Sono tempi incerti quelli in cui viviamo, tempi minacciosi, che sollevano problemi, pongono sfide. Il pericolo più grande viene forse dai cambiamenti climatici, dalla perdita di biodiversità e dall’inquinamento, che mettono a rischio la nostra esistenza e c’impongono di “fare pace con la natura”, per citare il titolo di un recente rapporto dell’Unep, il Programma delle Nazioni Unite per l’ambiente. Come riuscirci? A meno di non voler finire come il bambino che si ciba di plastica che apre l’ultimo, disturbante film di David Cronenberg, Crimes of the Future, l’urgenza è di ripensare il nostro rapporto con la natura in un’ottica non più di sfruttamento, bensì di condivisione e cura.
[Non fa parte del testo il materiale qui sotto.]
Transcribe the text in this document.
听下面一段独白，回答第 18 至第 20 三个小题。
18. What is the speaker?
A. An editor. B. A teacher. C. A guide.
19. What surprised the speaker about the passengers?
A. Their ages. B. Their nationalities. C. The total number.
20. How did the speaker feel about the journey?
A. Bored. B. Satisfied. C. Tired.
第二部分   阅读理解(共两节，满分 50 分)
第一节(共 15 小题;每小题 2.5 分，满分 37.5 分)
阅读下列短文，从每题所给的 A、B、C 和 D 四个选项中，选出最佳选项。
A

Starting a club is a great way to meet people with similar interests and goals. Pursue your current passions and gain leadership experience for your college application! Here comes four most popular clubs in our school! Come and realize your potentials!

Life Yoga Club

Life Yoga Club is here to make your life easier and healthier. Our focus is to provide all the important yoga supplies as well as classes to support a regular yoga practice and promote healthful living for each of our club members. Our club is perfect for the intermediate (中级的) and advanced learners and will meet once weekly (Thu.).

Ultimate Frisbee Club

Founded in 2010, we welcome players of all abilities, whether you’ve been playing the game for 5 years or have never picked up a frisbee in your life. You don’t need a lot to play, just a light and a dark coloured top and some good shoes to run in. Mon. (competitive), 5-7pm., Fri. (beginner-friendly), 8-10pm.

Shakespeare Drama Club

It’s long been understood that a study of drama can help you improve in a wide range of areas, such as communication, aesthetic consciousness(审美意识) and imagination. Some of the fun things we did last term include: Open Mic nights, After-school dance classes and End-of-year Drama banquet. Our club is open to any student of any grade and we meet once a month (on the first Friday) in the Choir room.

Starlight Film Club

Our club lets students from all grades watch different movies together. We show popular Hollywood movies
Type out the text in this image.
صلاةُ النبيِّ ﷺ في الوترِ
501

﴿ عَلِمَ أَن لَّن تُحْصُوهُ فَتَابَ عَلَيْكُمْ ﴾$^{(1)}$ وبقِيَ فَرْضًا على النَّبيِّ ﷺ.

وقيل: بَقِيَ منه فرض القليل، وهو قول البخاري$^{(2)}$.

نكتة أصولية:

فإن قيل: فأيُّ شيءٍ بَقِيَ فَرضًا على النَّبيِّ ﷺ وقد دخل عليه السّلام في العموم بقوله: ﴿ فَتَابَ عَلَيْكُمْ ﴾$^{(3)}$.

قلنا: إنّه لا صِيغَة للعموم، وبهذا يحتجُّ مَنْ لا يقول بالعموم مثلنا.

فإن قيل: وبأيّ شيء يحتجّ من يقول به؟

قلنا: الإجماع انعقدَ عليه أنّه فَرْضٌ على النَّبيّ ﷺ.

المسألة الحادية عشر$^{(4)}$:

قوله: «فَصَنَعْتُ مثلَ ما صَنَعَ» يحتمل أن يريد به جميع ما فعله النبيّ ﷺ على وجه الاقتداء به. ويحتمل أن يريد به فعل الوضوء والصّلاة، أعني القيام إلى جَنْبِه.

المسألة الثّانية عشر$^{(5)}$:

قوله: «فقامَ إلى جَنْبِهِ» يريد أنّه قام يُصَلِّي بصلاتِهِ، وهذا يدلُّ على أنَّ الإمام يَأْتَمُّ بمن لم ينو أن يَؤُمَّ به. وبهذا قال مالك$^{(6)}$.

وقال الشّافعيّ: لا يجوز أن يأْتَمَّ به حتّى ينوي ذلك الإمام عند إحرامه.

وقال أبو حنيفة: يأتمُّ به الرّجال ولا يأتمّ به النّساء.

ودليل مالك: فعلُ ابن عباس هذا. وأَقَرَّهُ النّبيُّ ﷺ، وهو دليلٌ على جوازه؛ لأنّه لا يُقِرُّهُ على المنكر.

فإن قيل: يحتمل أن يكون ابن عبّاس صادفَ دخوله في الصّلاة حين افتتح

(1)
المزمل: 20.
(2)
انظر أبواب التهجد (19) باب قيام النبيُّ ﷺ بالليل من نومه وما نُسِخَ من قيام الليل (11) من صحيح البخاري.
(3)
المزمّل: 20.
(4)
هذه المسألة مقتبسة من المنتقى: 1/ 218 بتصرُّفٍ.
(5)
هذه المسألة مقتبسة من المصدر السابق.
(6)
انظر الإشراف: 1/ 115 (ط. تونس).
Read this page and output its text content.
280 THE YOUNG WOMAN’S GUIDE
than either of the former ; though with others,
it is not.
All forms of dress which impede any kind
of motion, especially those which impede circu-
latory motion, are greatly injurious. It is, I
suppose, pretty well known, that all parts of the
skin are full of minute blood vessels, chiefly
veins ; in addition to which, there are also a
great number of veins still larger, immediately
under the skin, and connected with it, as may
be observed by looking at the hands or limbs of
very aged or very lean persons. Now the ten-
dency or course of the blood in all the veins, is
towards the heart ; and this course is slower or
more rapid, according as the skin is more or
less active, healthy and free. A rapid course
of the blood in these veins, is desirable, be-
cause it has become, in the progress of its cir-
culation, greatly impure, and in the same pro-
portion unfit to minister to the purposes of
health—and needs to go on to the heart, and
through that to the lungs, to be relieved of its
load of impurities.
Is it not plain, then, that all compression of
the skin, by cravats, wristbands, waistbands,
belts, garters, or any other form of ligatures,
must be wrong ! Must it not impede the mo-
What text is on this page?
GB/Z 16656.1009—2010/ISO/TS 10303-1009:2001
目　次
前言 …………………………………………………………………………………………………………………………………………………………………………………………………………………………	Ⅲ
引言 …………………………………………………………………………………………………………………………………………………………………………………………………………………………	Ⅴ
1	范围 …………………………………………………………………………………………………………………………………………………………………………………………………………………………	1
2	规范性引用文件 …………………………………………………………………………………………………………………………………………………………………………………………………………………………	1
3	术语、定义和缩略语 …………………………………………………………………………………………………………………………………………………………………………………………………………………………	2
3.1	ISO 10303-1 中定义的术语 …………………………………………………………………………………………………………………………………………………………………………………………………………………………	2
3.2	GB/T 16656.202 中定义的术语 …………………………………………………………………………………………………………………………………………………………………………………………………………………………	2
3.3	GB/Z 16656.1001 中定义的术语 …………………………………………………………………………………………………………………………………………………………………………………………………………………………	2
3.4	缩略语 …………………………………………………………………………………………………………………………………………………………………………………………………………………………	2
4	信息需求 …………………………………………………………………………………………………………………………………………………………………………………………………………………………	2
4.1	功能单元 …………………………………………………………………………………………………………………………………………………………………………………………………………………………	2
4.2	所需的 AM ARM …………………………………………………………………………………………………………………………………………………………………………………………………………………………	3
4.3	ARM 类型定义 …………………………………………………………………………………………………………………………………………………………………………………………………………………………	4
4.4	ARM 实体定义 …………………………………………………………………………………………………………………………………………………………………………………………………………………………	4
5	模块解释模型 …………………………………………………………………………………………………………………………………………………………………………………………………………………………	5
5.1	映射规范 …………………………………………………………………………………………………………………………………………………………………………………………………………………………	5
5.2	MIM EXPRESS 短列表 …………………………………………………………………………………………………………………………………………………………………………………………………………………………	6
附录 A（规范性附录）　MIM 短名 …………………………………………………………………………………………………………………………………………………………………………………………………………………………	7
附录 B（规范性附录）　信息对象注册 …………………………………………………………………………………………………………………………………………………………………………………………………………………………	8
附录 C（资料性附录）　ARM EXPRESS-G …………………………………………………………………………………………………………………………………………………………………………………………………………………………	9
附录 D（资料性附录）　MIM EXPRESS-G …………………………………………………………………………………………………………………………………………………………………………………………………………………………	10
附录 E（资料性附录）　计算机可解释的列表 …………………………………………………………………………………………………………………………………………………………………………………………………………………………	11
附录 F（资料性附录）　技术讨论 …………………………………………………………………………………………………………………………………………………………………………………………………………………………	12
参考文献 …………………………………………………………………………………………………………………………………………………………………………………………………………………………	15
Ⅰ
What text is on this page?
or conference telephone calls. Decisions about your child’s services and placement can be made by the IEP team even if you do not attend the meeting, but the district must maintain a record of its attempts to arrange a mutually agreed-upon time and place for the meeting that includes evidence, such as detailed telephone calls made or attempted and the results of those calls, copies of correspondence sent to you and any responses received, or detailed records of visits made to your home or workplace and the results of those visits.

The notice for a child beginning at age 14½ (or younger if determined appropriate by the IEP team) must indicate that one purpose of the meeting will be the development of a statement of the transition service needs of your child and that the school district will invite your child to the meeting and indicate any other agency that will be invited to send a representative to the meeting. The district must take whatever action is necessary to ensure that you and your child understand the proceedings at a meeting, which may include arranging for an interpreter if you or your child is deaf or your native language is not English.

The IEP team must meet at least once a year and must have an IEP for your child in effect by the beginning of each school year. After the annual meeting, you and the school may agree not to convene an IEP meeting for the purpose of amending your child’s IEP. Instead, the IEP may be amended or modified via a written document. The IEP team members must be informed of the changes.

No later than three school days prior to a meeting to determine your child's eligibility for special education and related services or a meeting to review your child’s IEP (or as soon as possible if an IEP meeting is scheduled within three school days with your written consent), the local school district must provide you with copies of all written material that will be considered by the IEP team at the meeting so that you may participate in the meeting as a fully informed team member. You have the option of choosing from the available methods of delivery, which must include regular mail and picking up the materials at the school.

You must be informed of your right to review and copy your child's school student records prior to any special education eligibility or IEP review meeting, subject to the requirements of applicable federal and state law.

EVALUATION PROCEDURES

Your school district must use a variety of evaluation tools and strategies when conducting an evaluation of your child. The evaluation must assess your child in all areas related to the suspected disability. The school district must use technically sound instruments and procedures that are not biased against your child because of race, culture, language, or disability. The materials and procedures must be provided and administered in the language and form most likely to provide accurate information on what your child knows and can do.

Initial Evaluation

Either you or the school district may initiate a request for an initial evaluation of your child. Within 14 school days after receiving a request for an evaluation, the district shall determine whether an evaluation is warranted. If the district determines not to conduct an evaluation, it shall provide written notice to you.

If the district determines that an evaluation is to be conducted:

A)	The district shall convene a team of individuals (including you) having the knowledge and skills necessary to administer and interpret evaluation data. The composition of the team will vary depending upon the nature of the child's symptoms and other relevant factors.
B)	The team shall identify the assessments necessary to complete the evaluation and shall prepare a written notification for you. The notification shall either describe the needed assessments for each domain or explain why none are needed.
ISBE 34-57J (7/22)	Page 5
Da questa necessità muove l’esposizione di arte e design Between Humankind and Nature, ospitata fino al 10 settembre 2022 negli spazi del Maçakizi Hotel di Bodrum, in Turchia. A organizzarla è la piattaforma Istanbul’74, fondata nel 2009 da Demet Muftuoglu-Eşeli, ex direttrice creativa di un’azienda di moda turca, con il marito, il cineasta e fotografo Alphan Eşeli. Traendo il nome e l’ispirazione dalla città che sia geograficamente che culturalmente fa da ponte tra due continenti, Istanbul’74 organizza mostre ed eventi – tra cui l’IST. Festival, che nel 2019 si è svolto a Roma in collaborazione con Delfina Delettrez Fendi e Nico Vascellari – allo scopo di promuovere un dialogo creativo tra più discipline. Al suo interno ci sono poi in un’agenzia di consulenza, un blog e un concept store che presenta collezioni esclusive, pezzi unici o in edizione limitata con cui quest’estate la piattaforma è sbarcata a Capri, alla fiera itinerante Nomad di Nicolas Bellavance-Lecompte e Giorgio Pace. Tra gli intenti di Istanbul’74 non c’è dubbio vi sia anche quello di attirare l’attenzione sulla scena culturale della città, usando l’arte (e gli affari) per ridare credibilità a un Paese che si trova oggi ad affrontare nuove sfide – le prossime elezioni sono previste per il 2023 –, tra le spinte autoritarie del governo e l’inasprirsi del malcontento da parte della società civile e degli intellettuali.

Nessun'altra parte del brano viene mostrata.